How about $A$ if $\text{adj}(A)$ is symmetric?

Question

If $\text{adj}(A)$ is a symmetric matrix with $A$ is $n, n$ real matrix, then is $A$ symmetric also?

(The inverse is true, which is well-known, i.e $A$ is symmetric then $\text{adj}(A)$ is symmetric also.)

Answer 1

$\text{adj}(\text{adj}(A))=\text{det}(A)^{n-2}A$

This is easy to prove for invertible matrices. It then follows from the converse you stated that A is also symmetric if it is invertible.

It is not true for non-invertible matrices, as other answers have indicated

Answer 2

No, this is not true. Take for example the matrix $$A = \begin{bmatrix} 0 & 0 & 0 \\ 1 & 0 & 0 \\ 0 & 0 & 0\end{bmatrix}$$ which has the property that ever minor's determinant (and thus every co-factor) is zero. (To see why this is, note that ever minor must have a zero row, since there are two zero rows in $A$ and you can't eliminate both when creating a minor).

Answer 3

$A$ is non-symmetric and $\operatorname{adj}(A)$ is symmetric if and only if $A$ is orthogonally similar to $\pmatrix{0&0\\ 0&B}$ for some non-symmetric matrix $B\in M_{n-1}(\mathbb R)$. (It follows that the answer to your question is negative and $A=0\oplus B$ is a counterexample when $B$ is non-symmetric.)

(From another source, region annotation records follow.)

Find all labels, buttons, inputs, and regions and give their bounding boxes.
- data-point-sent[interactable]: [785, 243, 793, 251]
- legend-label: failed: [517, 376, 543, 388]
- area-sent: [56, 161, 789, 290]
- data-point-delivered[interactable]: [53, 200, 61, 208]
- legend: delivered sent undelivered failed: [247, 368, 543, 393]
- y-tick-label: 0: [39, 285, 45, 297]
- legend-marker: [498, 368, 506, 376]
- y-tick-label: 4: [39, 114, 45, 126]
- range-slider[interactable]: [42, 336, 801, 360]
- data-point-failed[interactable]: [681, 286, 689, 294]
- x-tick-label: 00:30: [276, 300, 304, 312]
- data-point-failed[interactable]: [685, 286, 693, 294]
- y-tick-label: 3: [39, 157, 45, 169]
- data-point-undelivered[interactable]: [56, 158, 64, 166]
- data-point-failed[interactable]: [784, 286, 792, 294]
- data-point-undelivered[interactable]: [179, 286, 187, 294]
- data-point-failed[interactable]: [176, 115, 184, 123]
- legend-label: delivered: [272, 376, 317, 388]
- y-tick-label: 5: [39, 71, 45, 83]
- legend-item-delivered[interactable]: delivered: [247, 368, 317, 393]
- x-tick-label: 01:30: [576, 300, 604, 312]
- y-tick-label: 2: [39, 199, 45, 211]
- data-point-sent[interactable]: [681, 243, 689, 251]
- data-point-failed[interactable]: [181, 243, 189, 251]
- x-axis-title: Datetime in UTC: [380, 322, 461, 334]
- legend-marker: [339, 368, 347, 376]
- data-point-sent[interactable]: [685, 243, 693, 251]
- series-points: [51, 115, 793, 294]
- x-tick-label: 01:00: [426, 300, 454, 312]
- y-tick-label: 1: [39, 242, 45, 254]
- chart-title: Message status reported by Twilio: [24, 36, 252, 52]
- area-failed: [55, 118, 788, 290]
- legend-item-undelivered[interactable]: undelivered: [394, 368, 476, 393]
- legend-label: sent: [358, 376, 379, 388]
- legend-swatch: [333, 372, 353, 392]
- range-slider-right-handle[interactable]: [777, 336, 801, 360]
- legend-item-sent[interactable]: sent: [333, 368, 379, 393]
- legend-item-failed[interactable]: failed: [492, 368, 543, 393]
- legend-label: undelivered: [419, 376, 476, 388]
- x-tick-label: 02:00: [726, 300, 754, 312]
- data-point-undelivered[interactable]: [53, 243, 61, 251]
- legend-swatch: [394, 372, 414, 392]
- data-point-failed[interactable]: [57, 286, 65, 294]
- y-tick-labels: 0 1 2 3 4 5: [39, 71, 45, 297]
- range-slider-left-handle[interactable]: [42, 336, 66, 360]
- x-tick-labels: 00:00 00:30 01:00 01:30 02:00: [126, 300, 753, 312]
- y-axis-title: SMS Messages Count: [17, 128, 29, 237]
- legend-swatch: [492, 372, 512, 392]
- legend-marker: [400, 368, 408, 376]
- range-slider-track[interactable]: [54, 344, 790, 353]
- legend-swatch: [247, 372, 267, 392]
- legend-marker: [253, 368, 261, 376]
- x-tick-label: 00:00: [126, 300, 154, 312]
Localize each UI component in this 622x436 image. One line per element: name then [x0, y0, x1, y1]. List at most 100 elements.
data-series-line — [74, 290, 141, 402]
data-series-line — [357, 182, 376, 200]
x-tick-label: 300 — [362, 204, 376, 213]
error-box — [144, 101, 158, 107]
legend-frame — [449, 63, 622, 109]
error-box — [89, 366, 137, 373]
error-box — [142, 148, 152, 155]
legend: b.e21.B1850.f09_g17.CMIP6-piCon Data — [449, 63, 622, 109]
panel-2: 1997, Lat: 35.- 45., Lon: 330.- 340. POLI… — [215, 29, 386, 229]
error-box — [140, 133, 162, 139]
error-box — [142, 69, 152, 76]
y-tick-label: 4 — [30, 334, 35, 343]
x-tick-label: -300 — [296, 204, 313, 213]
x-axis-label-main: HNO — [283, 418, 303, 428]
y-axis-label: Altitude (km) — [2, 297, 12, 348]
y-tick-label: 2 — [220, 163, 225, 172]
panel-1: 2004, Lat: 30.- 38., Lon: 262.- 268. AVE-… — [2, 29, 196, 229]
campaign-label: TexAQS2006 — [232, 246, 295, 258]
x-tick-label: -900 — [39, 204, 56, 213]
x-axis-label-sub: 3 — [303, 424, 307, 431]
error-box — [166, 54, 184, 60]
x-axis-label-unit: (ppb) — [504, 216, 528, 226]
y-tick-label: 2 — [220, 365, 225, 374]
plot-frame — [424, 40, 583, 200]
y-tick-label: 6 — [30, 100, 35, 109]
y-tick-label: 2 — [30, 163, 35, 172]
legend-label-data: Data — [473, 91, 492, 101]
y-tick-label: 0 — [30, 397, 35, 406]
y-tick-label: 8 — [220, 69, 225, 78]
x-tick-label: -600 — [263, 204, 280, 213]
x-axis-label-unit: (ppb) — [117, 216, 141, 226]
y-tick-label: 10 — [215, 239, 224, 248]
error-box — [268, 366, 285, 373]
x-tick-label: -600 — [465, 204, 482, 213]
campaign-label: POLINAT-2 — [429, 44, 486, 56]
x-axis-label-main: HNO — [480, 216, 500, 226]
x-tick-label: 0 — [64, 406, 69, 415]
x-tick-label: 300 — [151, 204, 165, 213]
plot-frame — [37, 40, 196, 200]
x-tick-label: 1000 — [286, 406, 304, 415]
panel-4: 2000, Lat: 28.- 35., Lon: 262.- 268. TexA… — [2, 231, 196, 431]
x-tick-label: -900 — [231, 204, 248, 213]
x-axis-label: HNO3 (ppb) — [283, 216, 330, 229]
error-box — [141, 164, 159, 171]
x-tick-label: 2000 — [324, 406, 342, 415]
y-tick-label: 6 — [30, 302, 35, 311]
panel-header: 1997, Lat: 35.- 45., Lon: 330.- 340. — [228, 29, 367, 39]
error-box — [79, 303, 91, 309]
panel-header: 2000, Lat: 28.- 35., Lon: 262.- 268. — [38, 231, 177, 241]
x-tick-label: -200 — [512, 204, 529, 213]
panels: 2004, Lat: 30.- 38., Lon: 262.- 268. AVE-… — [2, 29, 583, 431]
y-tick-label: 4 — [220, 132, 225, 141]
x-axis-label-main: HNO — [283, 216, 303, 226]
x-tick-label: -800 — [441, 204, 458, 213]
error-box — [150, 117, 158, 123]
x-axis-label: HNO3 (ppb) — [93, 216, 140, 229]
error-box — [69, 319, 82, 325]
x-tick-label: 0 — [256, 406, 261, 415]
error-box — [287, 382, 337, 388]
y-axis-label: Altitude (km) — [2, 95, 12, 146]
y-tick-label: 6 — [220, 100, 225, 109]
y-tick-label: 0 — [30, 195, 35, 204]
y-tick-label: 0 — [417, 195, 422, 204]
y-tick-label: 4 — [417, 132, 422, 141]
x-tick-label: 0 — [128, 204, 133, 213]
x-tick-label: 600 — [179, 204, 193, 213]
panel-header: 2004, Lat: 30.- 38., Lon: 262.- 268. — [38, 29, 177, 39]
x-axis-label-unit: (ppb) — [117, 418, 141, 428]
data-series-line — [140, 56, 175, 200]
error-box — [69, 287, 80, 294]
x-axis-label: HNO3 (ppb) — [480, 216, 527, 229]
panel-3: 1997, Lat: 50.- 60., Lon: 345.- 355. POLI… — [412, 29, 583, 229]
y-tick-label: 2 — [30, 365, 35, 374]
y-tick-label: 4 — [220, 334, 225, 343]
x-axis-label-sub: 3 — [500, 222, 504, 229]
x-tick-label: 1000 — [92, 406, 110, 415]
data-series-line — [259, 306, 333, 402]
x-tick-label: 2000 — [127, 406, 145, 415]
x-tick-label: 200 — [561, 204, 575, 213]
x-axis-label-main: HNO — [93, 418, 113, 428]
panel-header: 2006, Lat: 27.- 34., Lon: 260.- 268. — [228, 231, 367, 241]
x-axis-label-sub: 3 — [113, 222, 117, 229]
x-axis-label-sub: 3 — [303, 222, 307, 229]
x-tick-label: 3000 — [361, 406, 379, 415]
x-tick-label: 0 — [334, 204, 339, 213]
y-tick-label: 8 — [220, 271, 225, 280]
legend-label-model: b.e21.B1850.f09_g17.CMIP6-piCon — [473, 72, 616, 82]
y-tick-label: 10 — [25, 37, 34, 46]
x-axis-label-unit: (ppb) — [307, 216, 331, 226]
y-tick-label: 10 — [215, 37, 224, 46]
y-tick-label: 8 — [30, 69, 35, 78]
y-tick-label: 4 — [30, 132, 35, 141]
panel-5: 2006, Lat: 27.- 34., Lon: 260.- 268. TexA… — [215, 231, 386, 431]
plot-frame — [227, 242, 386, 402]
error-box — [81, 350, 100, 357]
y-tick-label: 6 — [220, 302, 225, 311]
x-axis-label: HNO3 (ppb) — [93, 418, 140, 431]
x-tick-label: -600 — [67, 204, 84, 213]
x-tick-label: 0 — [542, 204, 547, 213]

Suppose $\operatorname{adj}(A)$ is symmetric but $A$ is non-symmetric. Then $A$ is singular (otherwise $A^{-1}=\frac{1}{\det(A)}\operatorname{adj}(A)$ is symmetric and so is $A$) but nonzero (otherwise $A$ is symmetric). Hence the rank of $\operatorname{adj}(A)$ is at most $1$ and we may write $\operatorname{adj}(A)=auu^T$ for some nonzero scalar $a$ and some unit vector $u$. Since $a(Au)u^T=A\operatorname{adj}(A)=0=\operatorname{adj}(A)A=au(u^TA)$, we have $Au=0$ and $u^TA=0$. Pick any orthogonal matrix $Q$ whose first column is $u$. Then $Q^TAQ=\pmatrix{0&0\\ 0&B}$ for some matrix $B$. Since $A$ is non-symmetric, so must be $B$.

Conversely, suppose $Q^TAQ=\pmatrix{0&0\\ 0&B}$ for some orthogonal matrix $Q$ and non-symmetric matrix $B$. Then \begin{aligned} \pmatrix{\det(B)&0\\ 0&0} &=\operatorname{adj}\pmatrix{0&0\\ 0&B}\\ &=\operatorname{adj}(Q^TAQ)\\ &=\operatorname{adj}(Q)\operatorname{adj}(A)\operatorname{adj}(Q^T)\\ &=\left(\frac{1}{\det(Q)}Q^T\right)\operatorname{adj}(A)\left(\frac{1}{\det(Q^T)}Q\right)\\ &=Q^T\operatorname{adj}(A)Q. \end{aligned} Therefore $\operatorname{adj}(A)=Q\pmatrix{\det(B)&0\\ 0&0}Q^T$ is symmetric.